Oracle Cloud Console Dashboards are an OCI-native way to build and share operational dashboards inside the Oracle Cloud Console, strongly aligned with the Observability and Management ecosystem—especially OCI Monitoring metrics. They matter because they turn raw telemetry into repeatable, team-friendly operational views that speed up troubleshooting and improve reliability.

From an architecture standpoint, Console Dashboards sit above Monitoring (metrics and alarms) and are governed by IAM and compartments.
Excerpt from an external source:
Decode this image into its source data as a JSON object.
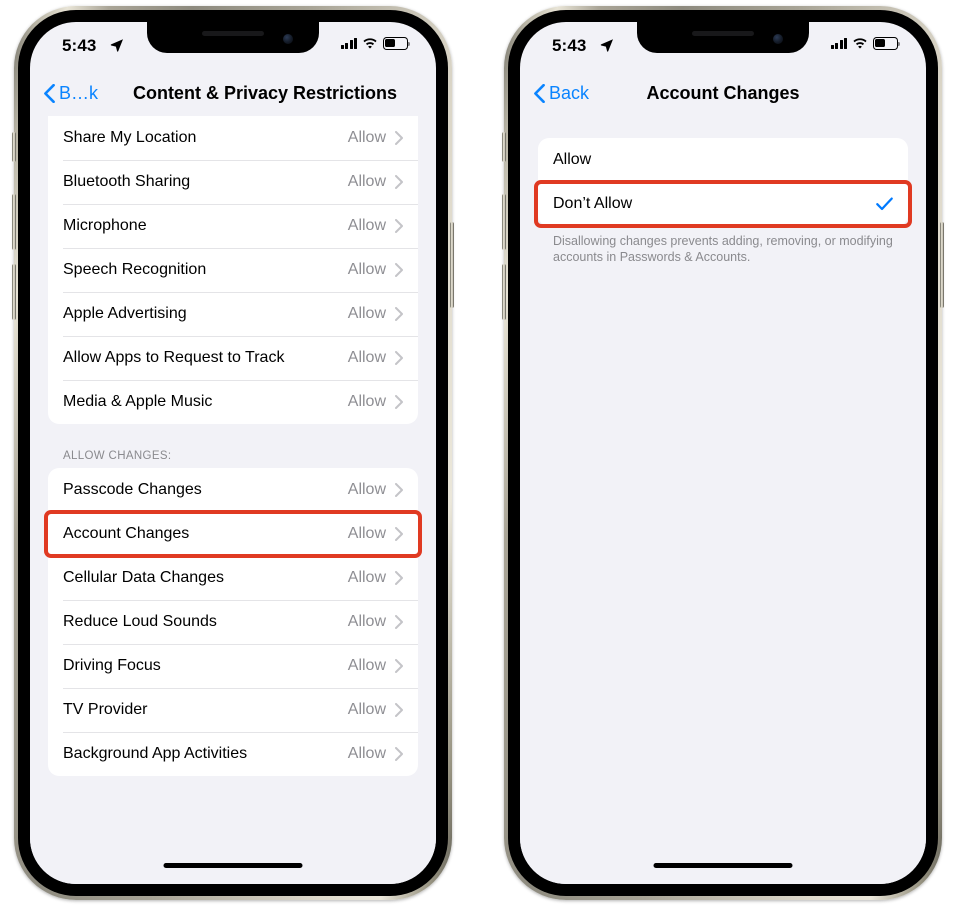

From a cost standpoint, dashboards usually don’t drive cost directly; the real cost drivers are custom metrics, logging ingestion/retention, notifications, and the monitored resources themselves—so design telemetry intentionally. From a security standpoint, apply least privilege: separate dashboard viewers from editors, and scope access via compartments.

Use Console Dashboards when you want quick, OCI-native operational visibility with strong IAM integration. If you need advanced, multi-cloud, or GitOps-heavy dashboarding, evaluate tools like Grafana alongside OCI’s native capabilities.

Next step: deepen your operational setup by pairing dashboards with well-designed alarms, notification routing, and runbooks—then validate your approach with a game day in a non-production environment.